Он понимающе кивнул.
— Раздевайся, — приказал он.
Дебора не пошевелилась, с вызовом глядя на него.
Его губы тронула легкая улыбка.
— Ну, хорошо. Мы сделаем так, как ты хочешь.
Он отвязал полог типи и вытащил ее наружу. Она думала, что он хочет унизить ее прилюдно. Уже стемнело, костры отбрасывали длинные тени.
Ястреб притащил ее к реке, блестевшей в свете почти полной луны, и толкнул в воду. Она испуганно закричала, обдав его фонтаном брызг.
— Тебе нужно вымыться, — проговорил он, присоединившись к Деборе, когда та начала выплевывать воду. — Я предоставил тебе право выбора.
— Ты не сказал, что речь идет о мытье.
— А ты и не спрашивала.
Глядя на нее, Ястреб ощутил нежность, и это ему не понравилось.
— Вымойся хорошенько, — строго произнес он.
— Думаешь, ты пахнешь как роза? — огрызнулась она в ответ.
Ее реплика возымела действие.
Он снял набедренную повязку и гамаши, услышал, как вскрикнула Дебора, и улыбнулся.
— Я учел твое замечание, — подходя к ней, произнес он.
— Я не имела в виду ничего подобного! — возразила Дебора, отпрянув.
— Нам обоим нужно помыться.
Он схватил ее за руку и потянул к себе, когда она повернула к берегу. Дебора упала, он вытащил ее из воды и поставил на ноги.
— Ты не только жестокий, но и сумасшедший!
Он почувствовал облегчение. Хорошо, что она разозлилась, а не испугалась. Ястреб не хотел, чтобы она его боялась.
Крепко держа ее, он снял с нее изорванные в клочья блузку и юбку. Несмотря на яростное сопротивление, он провел рукой по ее ногам и нащупал на них лишь мокасины.

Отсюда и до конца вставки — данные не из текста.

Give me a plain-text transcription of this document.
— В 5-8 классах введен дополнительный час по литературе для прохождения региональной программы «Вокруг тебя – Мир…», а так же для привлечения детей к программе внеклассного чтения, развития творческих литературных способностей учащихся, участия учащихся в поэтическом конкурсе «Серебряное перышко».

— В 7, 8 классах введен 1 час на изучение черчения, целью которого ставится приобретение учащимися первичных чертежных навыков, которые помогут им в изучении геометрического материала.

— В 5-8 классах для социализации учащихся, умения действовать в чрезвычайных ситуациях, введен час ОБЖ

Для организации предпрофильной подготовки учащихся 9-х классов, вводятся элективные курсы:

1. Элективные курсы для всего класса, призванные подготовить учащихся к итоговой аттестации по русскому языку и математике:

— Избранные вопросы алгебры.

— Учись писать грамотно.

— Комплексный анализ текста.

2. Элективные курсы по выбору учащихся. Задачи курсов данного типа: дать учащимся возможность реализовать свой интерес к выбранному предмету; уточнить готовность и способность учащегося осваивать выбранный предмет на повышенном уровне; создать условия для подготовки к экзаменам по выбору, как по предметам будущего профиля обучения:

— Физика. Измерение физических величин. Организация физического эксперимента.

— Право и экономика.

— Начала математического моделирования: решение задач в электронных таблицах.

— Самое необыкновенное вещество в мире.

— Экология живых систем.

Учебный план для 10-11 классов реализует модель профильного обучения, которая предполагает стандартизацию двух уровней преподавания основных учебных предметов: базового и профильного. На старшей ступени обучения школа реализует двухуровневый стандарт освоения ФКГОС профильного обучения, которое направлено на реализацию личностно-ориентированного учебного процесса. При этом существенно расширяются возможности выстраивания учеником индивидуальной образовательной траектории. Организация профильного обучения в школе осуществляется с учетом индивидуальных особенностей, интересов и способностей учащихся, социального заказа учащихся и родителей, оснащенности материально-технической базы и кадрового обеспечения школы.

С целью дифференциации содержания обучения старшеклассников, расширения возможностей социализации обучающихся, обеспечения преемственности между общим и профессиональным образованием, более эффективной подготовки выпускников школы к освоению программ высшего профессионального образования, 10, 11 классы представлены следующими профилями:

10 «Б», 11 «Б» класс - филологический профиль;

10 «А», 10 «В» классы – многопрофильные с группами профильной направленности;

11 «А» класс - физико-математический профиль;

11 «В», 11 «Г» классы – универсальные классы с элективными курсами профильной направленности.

Сопротивление Деборы возбудило его. Она, видимо, это почувствовала и замерла, когда он прижал ее к себе. Ощутив ладонями ее мокрую шелковистую кожу, Ястреб стал терять над собой контроль. Он чувствовал, как дрожит Дебора в его объятиях. Она тоже хочет его. Так же страстно, как он ее. Дебора положила руки ему на плечи:
— Ястреб…
Он закрыл ей рот поцелуем.
— Зачем ты меня домогаешься? — прошептала Дебора.
— Но ты тоже хочешь меня. Нас влечет друг к другу. Пора облегчить эту боль.
Она подняла голову, и он увидел в ее больших ореховых глазах испуг.
— Боль? Да. Я чувствую боль, но не знаю ее причины. Он не сразу нашелся что ответить. Потом сказал:
— Мы не должны противиться вспыхнувшему чувству. Оно естественно.
— Только для тебя. Сегодня ты переспишь со мной, завтра — с другой.
— Я хочу только тебя. Другие женщины для меня не существуют.
— Еще как существуют, и ты это прекрасно знаешь.
— Ты ошибаешься. Мне не нужны другие женщины. Теперь я это точно знаю.
В ее глазах была невысказанная мольба, и он ощутил легкую досаду. Не следовало обращать внимания на ее протесты. Это лишь затянуло дело.
— Дебора, ты поймешь, насколько правильно для женщины быть с мужчиной, — пробормотал он, погладив ее по щеке.
— Нет. Мы не женаты. Это неправильно. Чтобы ты ни говорил.
Ястреб не считал, что, овладев Деборой, обесчестит ее. Муж просто не успел лишить ее девственности в том самом амбаре, откуда ее увезли команчи.
— Дебора, — хрипло произнес он, когда она спрятала лицо у него на груди, — ты хочешь вернуться к своему народу. А я хочу получить тебя.
Наступило молчание. Он чувствовал, как она напряглась. Она снова взглянула на него, всматриваясь в его лицо при лунном свете.
— Я понимаю. А как же Джудит?
Он пришел в замешательство. Джудит ему не принадлежала, но он не хотел говорить об этом Деборе. В ее глазах была надежда. Она не знала, через какие муки прошла ее кузина. Он не мог отказать Деборе в помощи. В нем было слишком много от бледнолицего, чтобы оставить Джудит страдать, как она страдала с момента своего пленения. Он плотно сжал губы.
— Подари мне эту ночь, и я помогу твоей кузине.
Может быть, это нечестно. Но он должен был привести их обратно, даже против их воли. Но сейчас честность не имела никакого значения.
Дебора тяжело вздохнула.
— Хорошо. Я… пересплю с тобой, — произнесла она так тихо, что журчание воды заглушило ее слова.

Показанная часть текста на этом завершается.